The plate assays were incubated and shaken at 35 degrees Celsius and the strains were grown both in the presence and absence of ground PET pellets at a concentration of 8 mg/mL.
Mono-2-hydroxyethyl terephthalate (MHET) is an immediate product of PET degradation and can be detected at an absorbance of 260 nm. So, in order to evaluate cutinase activity, the team measured the absorbance of the cultures’ supernatant at a range of wavelengths from 200 to 300 nm. The following graph depicts this data, with the cultures being diluted 5-fold before relative absorbance was measured:
At 260 nm, the supernatant of the E. coli cultures transformed with LC-Cutinase and grown in the presence of PET had a relative absorbance of 2.90. The blank media had an absorbance of 0.201, the empty vector culture grown without PET had an absorbance of 2.245, the empty vector culture grown with PET had an absorbance of 2.214, and the cutinase culture grown without PET had an absorbance of 2.293.
This data illustrates that cutinase is clearly performing its function of degrading PET into MHET well. The absorbance of the blank media serves as a control value that would indicate the complete lack of molecules detected at 260 nm absorbance, including MHET. The relative absorbance values for the three middle strains (the empty vector strain without PET, the empty vector strain with PET, and the cutinase strain without PET) are all extremely close. These strains are also theoretically lacking in MHET, as they either cannot degrade PET or were cultured without it or both. This means that an average value of approximately 2.250 relative absorbance can be attributed to other molecules released from E. coli that can be detected at 260 nm absorbance.
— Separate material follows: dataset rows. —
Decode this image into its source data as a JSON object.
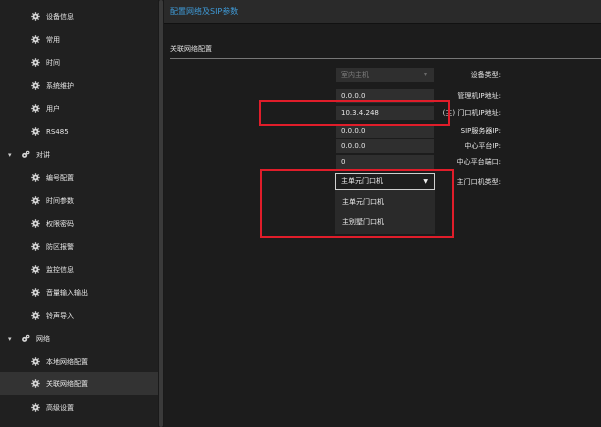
{
  "sidebar": {
    "items": [
      {
        "label": "设备信息",
        "icon": "gear-icon"
      },
      {
        "label": "常用",
        "icon": "gear-icon"
      },
      {
        "label": "时间",
        "icon": "gear-icon"
      },
      {
        "label": "系统维护",
        "icon": "gear-icon"
      },
      {
        "label": "用户",
        "icon": "gear-icon"
      },
      {
        "label": "RS485",
        "icon": "gear-icon"
      },
      {
        "label": "对讲",
        "icon": "settings-group-icon",
        "expanded": true
      },
      {
        "label": "编号配置",
        "icon": "gear-icon"
      },
      {
        "label": "时间参数",
        "icon": "gear-icon"
      },
      {
        "label": "权限密码",
        "icon": "gear-icon"
      },
      {
        "label": "防区报警",
        "icon": "gear-icon"
      },
      {
        "label": "监控信息",
        "icon": "gear-icon"
      },
      {
        "label": "音量输入输出",
        "icon": "gear-icon"
      },
      {
        "label": "铃声导入",
        "icon": "gear-icon"
      },
      {
        "label": "网络",
        "icon": "settings-group-icon",
        "expanded": true
      },
      {
        "label": "本地网络配置",
        "icon": "gear-icon"
      },
      {
        "label": "关联网络配置",
        "icon": "gear-icon",
        "active": true
      },
      {
        "label": "高级设置",
        "icon": "gear-icon"
      }
    ]
  },
  "header": {
    "title": "配置网络及SIP参数"
  },
  "section": {
    "title": "关联网络配置"
  },
  "form": {
    "device_type": {
      "label": "设备类型:",
      "value": "室内主机"
    },
    "manager_ip": {
      "label": "管理机IP地址:",
      "value": "0.0.0.0"
    },
    "door_ip": {
      "label": "(主) 门口机IP地址:",
      "value": "10.3.4.248"
    },
    "sip_ip": {
      "label": "SIP服务器IP:",
      "value": "0.0.0.0"
    },
    "center_ip": {
      "label": "中心平台IP:",
      "value": "0.0.0.0"
    },
    "center_port": {
      "label": "中心平台端口:",
      "value": "0"
    },
    "door_type": {
      "label": "主门口机类型:",
      "value": "主单元门口机",
      "options": [
        "主单元门口机",
        "主别墅门口机"
      ]
    }
  },
  "colors": {
    "accent": "#3f9bd8",
    "highlight_box": "#e01d2a"
  }
}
However, the relative absorbance of the LC-Cutinase strain with PET, at 2.9, is significantly greater than 2.250 and the presence of PET was the only difference in the environments of the two groups of LC-Cutinase bacteria, leading to the conclusion that this difference is a result of MHET produced and LC-Cutinase is effectively degrading PET.
This information can also be found on the DNHS_SanDiego team website: https://2019.igem.org/Team:DNHS_SanDiego/Contribution
Sequence and Features
- 10COMPATIBLE WITH RFC
- 12COMPATIBLE WITH RFC
- 21COMPATIBLE WITH RFC
- 23COMPATIBLE WITH RFC
- 25Illegal AgeI site found at 600
- 1000COMPATIBLE WITH RFC
Functional Parameters: Austin_UTexas
Burden Imposed by this Part:
Burden is the percent reduction in the growth rate of E. coli cells transformed with a plasmid containing this BioBrick (± values are 95% confidence limits). This BioBrick did not exhibit a burden that was significantly greater than zero (i.e., it appears to have little to no impact on growth). Therefore, users can depend on this part to remain stable for many bacterial cell divisions and in large culture volumes. Refer to any one of the BBa_K3174002 - BBa_K3174007 pages for more information on the methods, an explanation of the sources of burden, and other conclusions from a large-scale measurement project conducted by the 2019 Austin_UTexas team.
This functional parameter was added by the 2020 Austin_UTexas team.